Jumat, 22 Februari 2019
Axton Salim invest di start up
https://katadata.co.id/berita/2017/07/29/axton-penerus-kerajaan-bisnis-salim-gencar-beternak-startup
Bisnis digital dan startup lazim digarap generasi penerus keluarga konglomerat di Indonesia: Martin Hartono dari Grup Djarum, Adi Sariaatmadja (PT Elang Mahkota Teknologi) dan John Riady (Grup Lippo)
Axton Salim menjadi pusat perhatian saat peresmian Block71 Jakarta di lantai 8 Ariobimo Sentral Building, Kuningan, Jakarta, Jumat (28/7) siang. Calon penerus kerajaan bisnis Grup Salim ini tengah memperkenalkan bisnis startup (usaha perintis) dan digital yang dikelola keluarganya.
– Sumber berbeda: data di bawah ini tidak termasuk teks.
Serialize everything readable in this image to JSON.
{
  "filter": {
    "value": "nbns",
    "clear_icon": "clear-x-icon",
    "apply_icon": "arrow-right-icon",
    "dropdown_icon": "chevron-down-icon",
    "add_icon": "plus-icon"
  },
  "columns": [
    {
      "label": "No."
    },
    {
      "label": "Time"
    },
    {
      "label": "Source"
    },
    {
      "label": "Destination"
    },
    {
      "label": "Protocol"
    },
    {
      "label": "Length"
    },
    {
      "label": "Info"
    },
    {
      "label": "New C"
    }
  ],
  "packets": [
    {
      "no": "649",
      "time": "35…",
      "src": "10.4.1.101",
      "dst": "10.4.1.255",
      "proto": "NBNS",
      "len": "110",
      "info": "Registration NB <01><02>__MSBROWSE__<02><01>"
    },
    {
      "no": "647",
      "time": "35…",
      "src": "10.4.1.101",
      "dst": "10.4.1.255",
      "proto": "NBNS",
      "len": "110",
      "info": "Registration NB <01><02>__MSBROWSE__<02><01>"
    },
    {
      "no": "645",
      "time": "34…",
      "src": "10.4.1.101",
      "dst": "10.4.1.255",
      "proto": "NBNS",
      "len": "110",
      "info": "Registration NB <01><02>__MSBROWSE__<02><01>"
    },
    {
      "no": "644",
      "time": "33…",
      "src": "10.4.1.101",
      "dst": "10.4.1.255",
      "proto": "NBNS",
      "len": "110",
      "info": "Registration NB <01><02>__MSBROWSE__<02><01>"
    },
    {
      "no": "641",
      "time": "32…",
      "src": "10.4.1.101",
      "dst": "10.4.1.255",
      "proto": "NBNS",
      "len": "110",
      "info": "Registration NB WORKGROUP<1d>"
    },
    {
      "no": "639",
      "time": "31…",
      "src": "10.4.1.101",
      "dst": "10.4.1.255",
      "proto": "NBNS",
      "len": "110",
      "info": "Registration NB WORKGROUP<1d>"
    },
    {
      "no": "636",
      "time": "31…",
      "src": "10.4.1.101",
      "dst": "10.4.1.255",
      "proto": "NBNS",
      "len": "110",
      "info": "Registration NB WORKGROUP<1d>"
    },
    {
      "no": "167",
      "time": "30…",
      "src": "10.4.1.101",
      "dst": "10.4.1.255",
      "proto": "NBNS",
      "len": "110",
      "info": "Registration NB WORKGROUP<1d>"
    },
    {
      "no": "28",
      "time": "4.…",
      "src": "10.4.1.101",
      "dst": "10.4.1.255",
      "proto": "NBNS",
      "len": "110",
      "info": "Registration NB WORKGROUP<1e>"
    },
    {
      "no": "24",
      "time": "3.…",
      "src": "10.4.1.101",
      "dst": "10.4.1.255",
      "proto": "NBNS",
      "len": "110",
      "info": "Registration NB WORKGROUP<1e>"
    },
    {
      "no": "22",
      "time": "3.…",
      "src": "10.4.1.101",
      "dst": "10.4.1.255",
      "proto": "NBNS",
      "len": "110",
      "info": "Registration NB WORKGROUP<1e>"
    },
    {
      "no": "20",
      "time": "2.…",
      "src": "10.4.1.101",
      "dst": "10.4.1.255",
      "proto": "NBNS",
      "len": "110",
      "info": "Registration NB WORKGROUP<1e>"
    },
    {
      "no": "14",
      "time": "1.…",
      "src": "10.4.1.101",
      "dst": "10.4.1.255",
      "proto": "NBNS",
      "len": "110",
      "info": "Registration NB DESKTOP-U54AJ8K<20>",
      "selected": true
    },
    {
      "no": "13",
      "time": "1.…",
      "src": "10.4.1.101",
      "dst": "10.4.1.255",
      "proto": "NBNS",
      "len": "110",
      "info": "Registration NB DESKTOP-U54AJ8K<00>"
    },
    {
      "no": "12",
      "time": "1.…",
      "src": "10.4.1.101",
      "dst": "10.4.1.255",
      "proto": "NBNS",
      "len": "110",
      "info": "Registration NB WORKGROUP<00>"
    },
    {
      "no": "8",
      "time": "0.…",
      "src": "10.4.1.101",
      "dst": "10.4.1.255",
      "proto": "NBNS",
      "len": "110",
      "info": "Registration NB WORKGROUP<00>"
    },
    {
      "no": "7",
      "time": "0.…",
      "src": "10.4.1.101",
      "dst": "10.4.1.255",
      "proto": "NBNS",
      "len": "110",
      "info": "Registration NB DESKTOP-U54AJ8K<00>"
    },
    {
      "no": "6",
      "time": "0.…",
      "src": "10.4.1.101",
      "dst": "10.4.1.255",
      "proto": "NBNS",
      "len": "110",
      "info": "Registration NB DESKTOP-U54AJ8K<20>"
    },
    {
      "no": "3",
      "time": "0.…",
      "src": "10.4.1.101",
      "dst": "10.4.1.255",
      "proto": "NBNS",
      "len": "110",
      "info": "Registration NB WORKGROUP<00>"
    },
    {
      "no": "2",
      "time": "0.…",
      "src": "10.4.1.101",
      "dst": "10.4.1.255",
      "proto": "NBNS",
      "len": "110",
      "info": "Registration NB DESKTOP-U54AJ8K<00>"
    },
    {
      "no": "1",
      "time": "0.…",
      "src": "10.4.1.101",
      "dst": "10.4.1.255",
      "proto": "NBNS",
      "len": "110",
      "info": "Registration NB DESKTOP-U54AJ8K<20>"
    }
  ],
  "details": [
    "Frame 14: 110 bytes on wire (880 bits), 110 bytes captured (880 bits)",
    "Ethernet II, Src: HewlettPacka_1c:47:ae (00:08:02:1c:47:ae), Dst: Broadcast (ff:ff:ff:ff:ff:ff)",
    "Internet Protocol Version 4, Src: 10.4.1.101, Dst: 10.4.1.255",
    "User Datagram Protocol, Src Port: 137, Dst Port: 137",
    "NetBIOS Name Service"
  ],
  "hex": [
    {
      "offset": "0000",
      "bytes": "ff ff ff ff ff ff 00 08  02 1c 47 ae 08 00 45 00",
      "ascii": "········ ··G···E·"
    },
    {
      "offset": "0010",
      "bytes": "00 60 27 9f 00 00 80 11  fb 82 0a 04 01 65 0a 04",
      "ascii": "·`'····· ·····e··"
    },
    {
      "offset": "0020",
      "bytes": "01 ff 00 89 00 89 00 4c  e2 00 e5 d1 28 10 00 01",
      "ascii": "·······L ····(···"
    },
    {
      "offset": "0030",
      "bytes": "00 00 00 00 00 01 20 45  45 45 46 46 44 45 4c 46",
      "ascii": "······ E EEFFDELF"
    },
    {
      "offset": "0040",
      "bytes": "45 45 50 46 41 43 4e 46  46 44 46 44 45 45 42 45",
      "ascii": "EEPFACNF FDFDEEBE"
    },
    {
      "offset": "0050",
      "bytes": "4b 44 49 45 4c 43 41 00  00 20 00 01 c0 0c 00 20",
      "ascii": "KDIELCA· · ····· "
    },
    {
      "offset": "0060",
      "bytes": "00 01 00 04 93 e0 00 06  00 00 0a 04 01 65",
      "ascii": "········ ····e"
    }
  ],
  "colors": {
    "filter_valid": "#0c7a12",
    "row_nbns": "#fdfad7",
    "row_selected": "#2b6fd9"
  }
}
Anak dari Anthoni Salim atau generasi ketiga keluarga konglomerat Liem Sioe Liong ini menjadi inisiator startup Block71, fasilitas inkubator hasil kerja sama Grup Salim dan National University of Singapore (NUS) Enterprise. Bangunan seluas 1.500 meter persegi di kawasan Kuningan tersebut disiapkan sebagai penghubung antara pelaku startup Indonesia dan Singapura.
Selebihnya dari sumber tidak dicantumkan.